What is the expected value of the maximum of $m$ $n$-sided dice?

Question

If I roll $m$ dice with $n$ sides and consider only the largest result, how much do I get on average?

In other words, if my formula is correct, is there a closed form for the sum $$\frac 1{n^m}\sum_{i=1}^ni(i^m-(i-1)^m)$$

• for $m=1$, $(n+1)/2$
• for $m=2$, $(n+1)(4n-1)/(6n)$
• for $m=3$, $(n+1)(3n-1)/(4n)$
• but in general?

Answer 1

Your formula looks correct.
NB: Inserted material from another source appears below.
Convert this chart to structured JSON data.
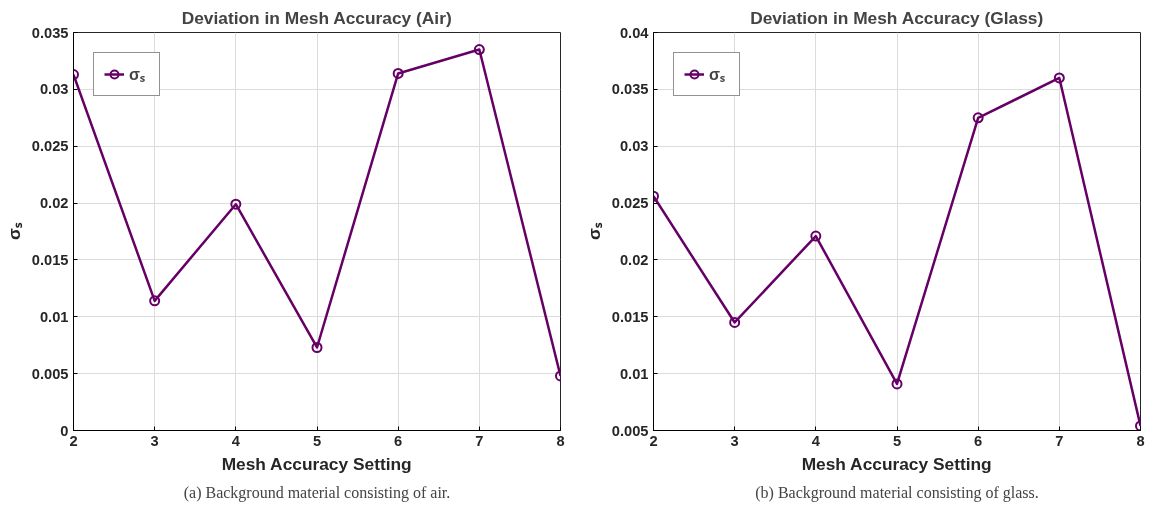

To sum it, note that $$ \begin{eqnarray} \sum_{i=1}^{n}i\left(i^m - (i-1)^m\right) &=& \sum_{i=1}^{n}i^{m+1} - \sum_{i=1}^{n}i(i-1)^m \\ &=& \sum_{i=1}^{n}i^{m+1}-\sum_{i=1}^{n}(i-1)^{m+1}-\sum_{i=1}^{n}(i-1)^m \\ &=& \sum_{i=1}^{n}i^{m+1}-\sum_{i=0}^{n-1}i^{m+1}-\sum_{i=0}^{n-1}i^m \\ &=& n^{m+1}-\sum_{i=1}^{n-1}i^m, \end{eqnarray} $$ so $$ E_{m,n}=n-\sum_{i=1}^{n-1}\left(\frac{i}{n}\right)^m=n-\frac{1}{n^m}H_{n-1}^{(-m)}. $$ For large $n$, this is asymptotic to $n-n\int_{0}^{1}x^m dx=n\left(1-\frac{1}{m+1}\right).$ For finite $n$, there are additional correction terms, the first of which is always $+1/2$: $$ E_{m,n} = n\left(1-\frac{1}{m+1}\right)+\frac{1}{2}+O(1/n). $$